Oshitari Kazuhiro, Hida Tetsuo, Takahashi Megumi, Okada Annabelle A, Shiobara Tetsuo
Department of Ophthalmology, Kyorin University School of Medicine, 6-20-2 Shinkawa, Mitaka 181-8611, Japan.
Nippon Ganka Gakkai Zasshi. 2004 Mar;108(3):162-5.
A case of Sweet syndrome mimicking orbital cellulitis is reported.
A 17-year-old girl presented with painful eyelid swelling, limited ocular movement in the right eye, and an increased white cell count. The patient was initially diagnosed as having infectious orbital cellulitis, but her symptoms did not improve with administration of intravenous carbanpenem and cefzon. Systemic examination revealed erythema of the extremities, and blood tests showed elevated C-reactive protein. These findings are consistent with a diagnosis of Sweet syndrome, and the patient was treated with 30 mg of oral prednisone. The eyelid swelling and erythema of the extremities decreased one day after the initiation of corticosteroid therapy. Skin biopsy showed infiltration of neutrophils and histiocytes in the dermis, confirming the diagnosis of Sweet syndrome.

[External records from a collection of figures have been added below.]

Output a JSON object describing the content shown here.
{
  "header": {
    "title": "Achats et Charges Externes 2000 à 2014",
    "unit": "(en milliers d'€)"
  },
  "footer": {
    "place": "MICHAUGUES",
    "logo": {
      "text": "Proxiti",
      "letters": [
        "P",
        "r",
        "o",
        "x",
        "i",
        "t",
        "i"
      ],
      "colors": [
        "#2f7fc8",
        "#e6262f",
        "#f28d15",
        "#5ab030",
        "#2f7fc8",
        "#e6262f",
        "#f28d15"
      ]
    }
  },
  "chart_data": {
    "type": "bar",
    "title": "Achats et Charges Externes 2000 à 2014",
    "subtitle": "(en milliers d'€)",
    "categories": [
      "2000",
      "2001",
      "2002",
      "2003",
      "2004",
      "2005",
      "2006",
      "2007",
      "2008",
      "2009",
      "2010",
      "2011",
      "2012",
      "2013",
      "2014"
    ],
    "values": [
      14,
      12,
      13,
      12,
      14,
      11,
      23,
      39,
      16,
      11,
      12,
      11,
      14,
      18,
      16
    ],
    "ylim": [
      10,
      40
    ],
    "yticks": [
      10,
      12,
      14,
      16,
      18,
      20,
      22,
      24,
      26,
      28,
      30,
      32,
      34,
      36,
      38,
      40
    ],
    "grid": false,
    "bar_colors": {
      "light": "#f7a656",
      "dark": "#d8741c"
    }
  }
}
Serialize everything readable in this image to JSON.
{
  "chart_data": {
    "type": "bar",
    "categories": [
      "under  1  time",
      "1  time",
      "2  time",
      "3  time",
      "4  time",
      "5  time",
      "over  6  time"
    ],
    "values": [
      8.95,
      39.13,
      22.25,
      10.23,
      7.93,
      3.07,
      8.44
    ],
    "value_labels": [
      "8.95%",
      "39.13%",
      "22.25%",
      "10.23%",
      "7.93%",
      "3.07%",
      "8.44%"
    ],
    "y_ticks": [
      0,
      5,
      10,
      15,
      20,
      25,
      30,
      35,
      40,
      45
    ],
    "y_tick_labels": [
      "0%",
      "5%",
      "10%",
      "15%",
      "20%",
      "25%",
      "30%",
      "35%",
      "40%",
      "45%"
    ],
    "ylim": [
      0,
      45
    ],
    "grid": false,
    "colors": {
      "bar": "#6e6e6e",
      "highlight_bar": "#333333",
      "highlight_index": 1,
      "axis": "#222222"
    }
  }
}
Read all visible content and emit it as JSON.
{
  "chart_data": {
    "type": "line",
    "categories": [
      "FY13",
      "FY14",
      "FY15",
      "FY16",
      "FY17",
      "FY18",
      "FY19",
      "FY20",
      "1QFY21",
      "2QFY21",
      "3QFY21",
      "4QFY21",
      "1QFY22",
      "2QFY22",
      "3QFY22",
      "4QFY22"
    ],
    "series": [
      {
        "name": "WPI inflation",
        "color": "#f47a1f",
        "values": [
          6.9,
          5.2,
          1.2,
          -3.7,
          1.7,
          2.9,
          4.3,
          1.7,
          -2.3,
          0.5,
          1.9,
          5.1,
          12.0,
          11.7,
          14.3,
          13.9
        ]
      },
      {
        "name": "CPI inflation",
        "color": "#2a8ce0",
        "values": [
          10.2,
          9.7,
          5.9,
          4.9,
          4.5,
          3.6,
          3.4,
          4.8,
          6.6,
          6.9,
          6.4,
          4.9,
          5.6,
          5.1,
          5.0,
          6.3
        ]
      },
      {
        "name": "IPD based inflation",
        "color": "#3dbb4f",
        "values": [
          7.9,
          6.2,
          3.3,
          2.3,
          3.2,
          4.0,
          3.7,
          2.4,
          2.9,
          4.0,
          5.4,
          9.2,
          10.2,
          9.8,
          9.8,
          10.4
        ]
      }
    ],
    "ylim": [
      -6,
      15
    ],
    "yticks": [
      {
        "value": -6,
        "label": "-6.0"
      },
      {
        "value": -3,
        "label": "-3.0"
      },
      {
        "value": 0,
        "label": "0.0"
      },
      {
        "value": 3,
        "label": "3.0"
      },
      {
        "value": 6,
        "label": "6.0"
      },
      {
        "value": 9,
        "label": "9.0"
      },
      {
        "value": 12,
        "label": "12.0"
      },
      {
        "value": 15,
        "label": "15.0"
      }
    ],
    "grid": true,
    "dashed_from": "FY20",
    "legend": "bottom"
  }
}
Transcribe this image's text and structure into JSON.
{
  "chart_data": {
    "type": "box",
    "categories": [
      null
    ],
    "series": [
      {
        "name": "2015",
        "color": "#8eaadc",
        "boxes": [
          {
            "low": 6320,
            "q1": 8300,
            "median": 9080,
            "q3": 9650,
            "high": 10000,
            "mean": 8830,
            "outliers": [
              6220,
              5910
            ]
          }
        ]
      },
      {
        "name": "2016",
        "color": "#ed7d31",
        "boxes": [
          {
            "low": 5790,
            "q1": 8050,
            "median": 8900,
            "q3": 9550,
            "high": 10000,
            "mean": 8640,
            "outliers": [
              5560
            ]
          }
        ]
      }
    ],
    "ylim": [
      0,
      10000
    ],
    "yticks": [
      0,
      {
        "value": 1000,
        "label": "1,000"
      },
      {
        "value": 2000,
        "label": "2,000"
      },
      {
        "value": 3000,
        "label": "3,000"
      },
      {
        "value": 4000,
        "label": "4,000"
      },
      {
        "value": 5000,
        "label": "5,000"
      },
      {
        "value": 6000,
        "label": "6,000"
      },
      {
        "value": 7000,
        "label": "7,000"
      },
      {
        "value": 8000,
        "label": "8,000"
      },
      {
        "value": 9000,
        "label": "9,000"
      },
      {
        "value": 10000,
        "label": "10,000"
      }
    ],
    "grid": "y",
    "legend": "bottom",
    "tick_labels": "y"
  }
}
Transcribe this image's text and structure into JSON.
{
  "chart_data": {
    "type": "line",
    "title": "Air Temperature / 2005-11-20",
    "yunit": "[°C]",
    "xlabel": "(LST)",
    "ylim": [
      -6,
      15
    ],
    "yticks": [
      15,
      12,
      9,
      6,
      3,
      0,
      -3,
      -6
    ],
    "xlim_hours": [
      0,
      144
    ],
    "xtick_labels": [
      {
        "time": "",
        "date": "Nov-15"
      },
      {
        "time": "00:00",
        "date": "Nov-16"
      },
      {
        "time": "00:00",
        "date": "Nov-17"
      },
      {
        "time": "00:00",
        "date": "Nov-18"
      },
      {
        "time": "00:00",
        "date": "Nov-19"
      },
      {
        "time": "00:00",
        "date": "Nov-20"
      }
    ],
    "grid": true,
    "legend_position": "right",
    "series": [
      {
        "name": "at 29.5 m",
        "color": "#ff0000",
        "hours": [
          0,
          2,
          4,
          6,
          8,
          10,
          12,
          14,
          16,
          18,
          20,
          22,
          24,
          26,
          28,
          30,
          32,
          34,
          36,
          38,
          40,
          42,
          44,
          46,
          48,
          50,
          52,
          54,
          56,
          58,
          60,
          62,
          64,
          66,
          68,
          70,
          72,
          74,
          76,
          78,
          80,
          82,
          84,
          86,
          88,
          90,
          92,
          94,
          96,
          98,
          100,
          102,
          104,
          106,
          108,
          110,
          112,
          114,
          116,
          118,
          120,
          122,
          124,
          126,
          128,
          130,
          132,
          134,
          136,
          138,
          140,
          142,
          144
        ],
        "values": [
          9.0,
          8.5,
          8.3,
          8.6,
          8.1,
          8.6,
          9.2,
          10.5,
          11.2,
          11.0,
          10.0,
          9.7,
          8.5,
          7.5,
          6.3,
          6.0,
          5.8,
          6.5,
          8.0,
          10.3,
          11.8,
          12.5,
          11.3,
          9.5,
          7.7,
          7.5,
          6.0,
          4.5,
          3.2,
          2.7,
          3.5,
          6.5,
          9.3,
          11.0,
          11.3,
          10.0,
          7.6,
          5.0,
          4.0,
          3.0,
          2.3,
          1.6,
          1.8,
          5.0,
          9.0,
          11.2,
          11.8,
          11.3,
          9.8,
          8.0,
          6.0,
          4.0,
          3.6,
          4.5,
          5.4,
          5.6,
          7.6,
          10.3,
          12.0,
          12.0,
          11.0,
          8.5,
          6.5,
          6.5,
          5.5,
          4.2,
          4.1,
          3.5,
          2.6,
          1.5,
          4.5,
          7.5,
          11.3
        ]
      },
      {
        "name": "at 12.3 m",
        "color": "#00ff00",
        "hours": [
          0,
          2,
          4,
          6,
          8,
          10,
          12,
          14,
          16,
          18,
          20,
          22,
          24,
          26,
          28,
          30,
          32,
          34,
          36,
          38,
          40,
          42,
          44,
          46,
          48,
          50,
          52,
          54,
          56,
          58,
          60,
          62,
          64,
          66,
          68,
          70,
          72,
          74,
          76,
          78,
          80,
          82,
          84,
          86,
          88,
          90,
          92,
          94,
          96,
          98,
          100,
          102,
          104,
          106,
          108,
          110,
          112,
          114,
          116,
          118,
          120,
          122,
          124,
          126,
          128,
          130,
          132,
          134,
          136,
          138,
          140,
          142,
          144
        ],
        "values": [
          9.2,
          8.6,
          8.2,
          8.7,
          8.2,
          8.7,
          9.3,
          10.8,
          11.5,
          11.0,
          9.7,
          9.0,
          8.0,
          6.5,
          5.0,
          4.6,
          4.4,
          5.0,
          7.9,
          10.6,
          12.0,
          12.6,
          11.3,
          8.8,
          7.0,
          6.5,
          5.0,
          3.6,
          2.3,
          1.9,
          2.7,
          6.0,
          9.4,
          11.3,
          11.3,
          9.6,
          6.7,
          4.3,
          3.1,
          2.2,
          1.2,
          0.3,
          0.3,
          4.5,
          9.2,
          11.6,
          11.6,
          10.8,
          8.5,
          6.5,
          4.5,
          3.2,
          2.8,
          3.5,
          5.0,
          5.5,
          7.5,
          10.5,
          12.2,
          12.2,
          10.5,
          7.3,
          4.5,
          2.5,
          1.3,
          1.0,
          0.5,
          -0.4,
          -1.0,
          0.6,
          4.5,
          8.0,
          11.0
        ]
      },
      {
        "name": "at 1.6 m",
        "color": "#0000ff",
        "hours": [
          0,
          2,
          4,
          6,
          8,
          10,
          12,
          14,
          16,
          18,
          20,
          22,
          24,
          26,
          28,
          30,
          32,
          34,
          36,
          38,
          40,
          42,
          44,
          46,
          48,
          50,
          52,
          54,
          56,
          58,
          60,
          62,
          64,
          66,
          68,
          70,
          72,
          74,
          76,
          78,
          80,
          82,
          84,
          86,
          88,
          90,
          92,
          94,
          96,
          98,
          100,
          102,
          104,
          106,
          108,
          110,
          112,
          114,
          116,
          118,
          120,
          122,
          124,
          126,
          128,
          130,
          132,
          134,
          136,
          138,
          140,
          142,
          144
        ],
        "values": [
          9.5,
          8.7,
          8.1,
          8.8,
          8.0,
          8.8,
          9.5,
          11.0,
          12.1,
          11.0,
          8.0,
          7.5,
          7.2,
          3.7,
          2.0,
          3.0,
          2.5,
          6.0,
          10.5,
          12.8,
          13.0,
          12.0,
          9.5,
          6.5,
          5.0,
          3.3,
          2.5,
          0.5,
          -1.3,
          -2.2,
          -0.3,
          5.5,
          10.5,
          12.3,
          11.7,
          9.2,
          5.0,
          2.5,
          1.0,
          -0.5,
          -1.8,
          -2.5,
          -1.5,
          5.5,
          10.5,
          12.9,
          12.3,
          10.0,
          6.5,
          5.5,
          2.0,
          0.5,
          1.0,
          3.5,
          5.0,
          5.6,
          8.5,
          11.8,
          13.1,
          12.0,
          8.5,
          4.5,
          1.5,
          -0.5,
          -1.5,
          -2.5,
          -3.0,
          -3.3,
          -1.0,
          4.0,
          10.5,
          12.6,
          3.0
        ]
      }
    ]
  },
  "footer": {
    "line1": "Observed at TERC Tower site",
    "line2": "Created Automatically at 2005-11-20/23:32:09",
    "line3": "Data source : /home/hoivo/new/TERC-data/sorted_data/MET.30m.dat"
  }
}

Sweet syndrome with eyelid and orbital involvement may mimic infectious orbital cellulitis.
报告一例疑似眼眶蜂窝织炎的Sweet综合征病例。
一名17岁女孩出现眼睑疼痛性肿胀、右眼眼球运动受限及白细胞计数升高。患者最初被诊断为感染性眼眶蜂窝织炎,但静脉注射碳青霉烯类药物和头孢唑肟后症状未改善。全身检查发现四肢红斑,血液检查显示C反应蛋白升高。这些发现符合Sweet综合征的诊断,患者接受了30毫克口服泼尼松治疗。糖皮质激素治疗开始一天后,眼睑肿胀和四肢红斑减轻。皮肤活检显示真皮层有中性粒细胞和组织细胞浸润,证实了Sweet综合征的诊断。
累及眼睑和眼眶的Sweet综合征可能酷似感染性眼眶蜂窝织炎。